Critical Online Reasoning in Higher Education (CORE) research group will explore online information use and informational landscape students use for learning in medicine, physics, economics, and the social sciences
17 May 2023
Students are using more and more information from the Internet rather than from established university sources like textbooks for their studies. As recent surveys indicate, the Internet is students' main resource when searching for learning material. In the same vein, students often rely on inappropriate, irrelevant, and scientifically unreliable sources when researching online. Despite increasing research on online learning, little is known to date about how self-directed learning on the Internet and the selection and processing of online information actually happens. The new Critical Online Reasoning in Higher Education (CORE) Research Unit, funded by the German Research Foundation (DFG), will address this research deficit. "We will be examining how students work with online sources and information in four study domains at three locations across Germany. Our research group has a strong international orientation and is distinctly multidisciplinary – with 16 participating disciplines," emphasized CORE spokesperson Professor Dr. Olga Zlatkin-Troitschanskaia of Johannes Gutenberg University Mainz (JGU). The CORE research group is a collaboration between Mainz University, Goethe University in Frankfurt, LMU Munich, and the Leibniz Institute for Research and Information in Education (DIPF). Among the international project partners are researchers from Harvard University and Stanford University in the USA. The German Research Foundation (DFG) has allocated over EUR 5 million of funding to the research group over the next four years.

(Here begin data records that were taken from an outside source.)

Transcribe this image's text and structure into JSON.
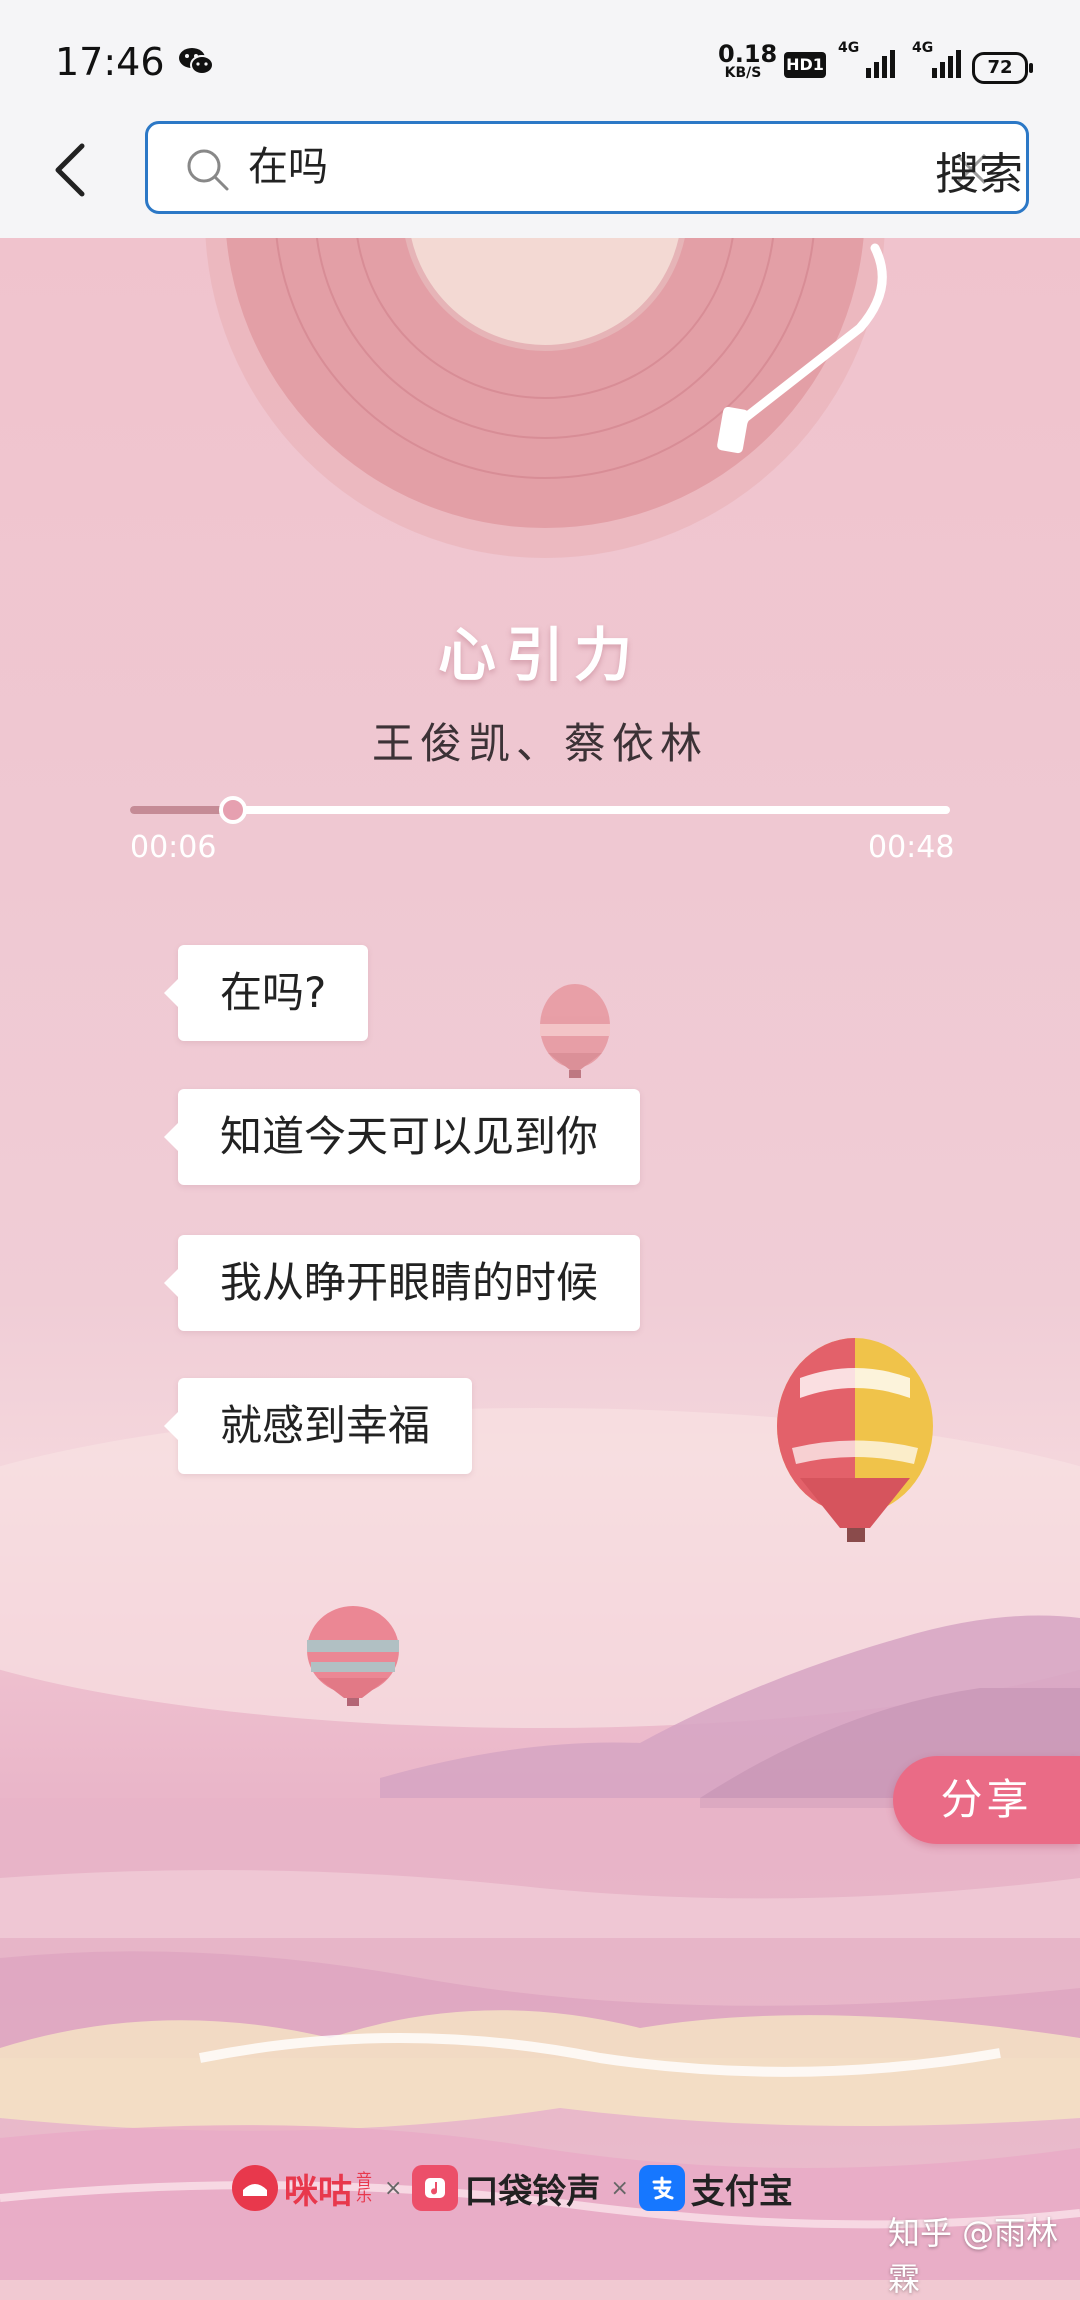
{
  "status_bar": {
    "time": "17:46",
    "net_speed_value": "0.18",
    "net_speed_unit": "KB/S",
    "hd_label": "HD1",
    "signal1_label": "4G",
    "signal2_label": "4G",
    "battery": "72"
  },
  "search": {
    "query": "在吗",
    "button_label": "搜索"
  },
  "player": {
    "song_title": "心引力",
    "artist": "王俊凯、蔡依林",
    "current_time": "00:06",
    "total_time": "00:48",
    "progress": 0.125
  },
  "lyrics": [
    "在吗?",
    "知道今天可以见到你",
    "我从睁开眼睛的时候",
    "就感到幸福"
  ],
  "share_label": "分享",
  "footer": {
    "brand1": "咪咕",
    "brand1_sub": "音乐",
    "brand2": "口袋铃声",
    "brand3": "支付宝",
    "separator": "×",
    "watermark": "知乎 @雨林霖"
  },
  "colors": {
    "accent_blue": "#2c78c6",
    "share_pink": "#ea6b86",
    "migu_red": "#e8384c",
    "alipay_blue": "#1677ff"
  }
}
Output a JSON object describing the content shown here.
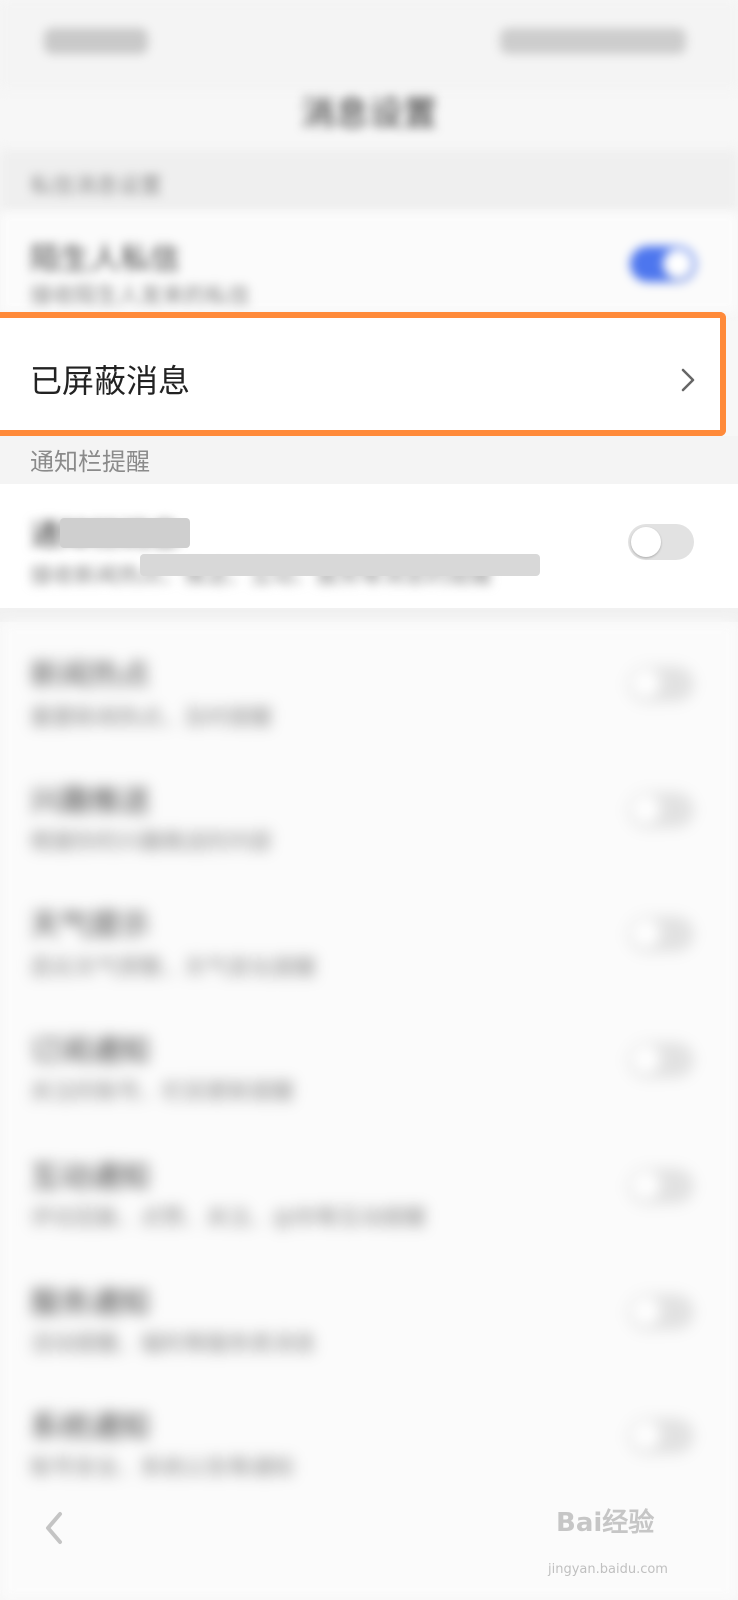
{
  "page_title": "消息设置",
  "section_label": "私信消息设置",
  "setting_top": {
    "title": "陌生人私信",
    "subtitle": "接收陌生人发来的私信",
    "toggle_on": true
  },
  "blocked_messages": {
    "label": "已屏蔽消息"
  },
  "notify_section": {
    "label": "通知栏提醒"
  },
  "notify_master": {
    "title": "通知栏消息",
    "subtitle": "接收新闻热点、推送、互动、服务等消息的提醒",
    "toggle_on": false
  },
  "items": [
    {
      "title": "新闻热点",
      "subtitle": "重要新闻热点，及时提醒"
    },
    {
      "title": "兴趣推送",
      "subtitle": "根据你的兴趣推送的内容"
    },
    {
      "title": "天气提示",
      "subtitle": "恶劣天气预警，天气变化提醒"
    },
    {
      "title": "订阅通知",
      "subtitle": "关注的账号、栏目更新提醒"
    },
    {
      "title": "互动通知",
      "subtitle": "评论回复、点赞、关注、@你等互动提醒"
    },
    {
      "title": "服务通知",
      "subtitle": "活动提醒、福利等服务类消息"
    },
    {
      "title": "系统通知",
      "subtitle": "账号安全、系统公告等通知"
    }
  ],
  "watermark": {
    "text": "Bai经验",
    "sub": "jingyan.baidu.com"
  },
  "colors": {
    "highlight": "#ff8a3a",
    "toggle_on": "#4d76ee"
  }
}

The Internet is usually the main source of information
Students' online learning habits had begun changing even before the COVID pandemic, which forced most in-person classes to be conducted online. Prior to COVID, about 95 percent of students from various disciplines indicated that they used search engines to find information. "However, students use the Internet not only as a main source of information, but also as a learning environment — sometimes exclusively," emphasized Professor Olga Zlatkin-Troitschanskaia. "Our research group aims to record and analyze precisely which online sources and content students are viewing and how they are using it in their studies." For this aim, the participating researchers use a complex digital assessment platform implemented in preliminary studies.
To outline an example: Students are assigned typical study tasks for their major, such as preparing a presentation on a specific topic, e.g., a current economic crisis). They conduct research on this topic using virtual computers that record and analyze the students' processes in solving this task, also across longer time periods. "Which search terms are used, which search results are selected et cetera – we are recording and reconstructing the entire search process to answer the question whether todays' students choose suitable, current, relevant, and scientifically reliable sources," explained Zlatkin-Troitschanskaia. Prior studies revealed that students are frequently unable to adequately differentiate between unbiased sources and less reliable information, especially when the information comes from purported experts. In CORE, the entire (online) information landscape that students use for their learning will be captured and analyzed in-depth. This includes all online sources, including new developments like ChatGPT, but also traditional sources such as textbooks.
Promoting critical online reasoning at universities
The CORE Research Unit will focus on four study domains: economics, medicine, sociology, and physics. The research results will be transferred into a multi-disciplinary model and will ultimately offer a basis for the development and implementation of innovative digital training tools for higher education institutions. Using online training sessions, universities could promote competencies in critical use of online information in targeted and effective ways, ideally at the start of academic studies.
"We are building on outstanding preliminary work and are seeking to make a research-based practical contribution to higher education by supporting students in their search and critical evaluation of online information," stated Professor Olga Zlatkin-Troitschanskaia. The research group, unusually large with its more than 30 project leaders, has received approval for an initial funding period of four years and, presuming a positive interim evaluation, is eligible to be extended for another four years. The members of DFG-funded Research Unit CORE include several outstanding and acknowledged experts from 16 disciplines who will be joining forces to undertake promising research. The Research Unit strives for international recognition for its scientific quality and originality.
Successful cooperation in the Rhine-Main Universities alliance
The approval for the new CORE research group also acknowledges the achievements of the Rhine-Main Universities (RMU), the cross-state strategic alliance consisting of Goethe University Frankfurt, Johannes Gutenberg University Mainz, and TU Darmstadt – three prestigious, research-led universities. The RMU framework agreement, signed in December 2015, extended the long-standing partnership and made the collaboration into a strategic alliance designed to promote the research undertaken by the universities, improve the shared courses on offer, and enhance knowledge transfer and networking with society in general.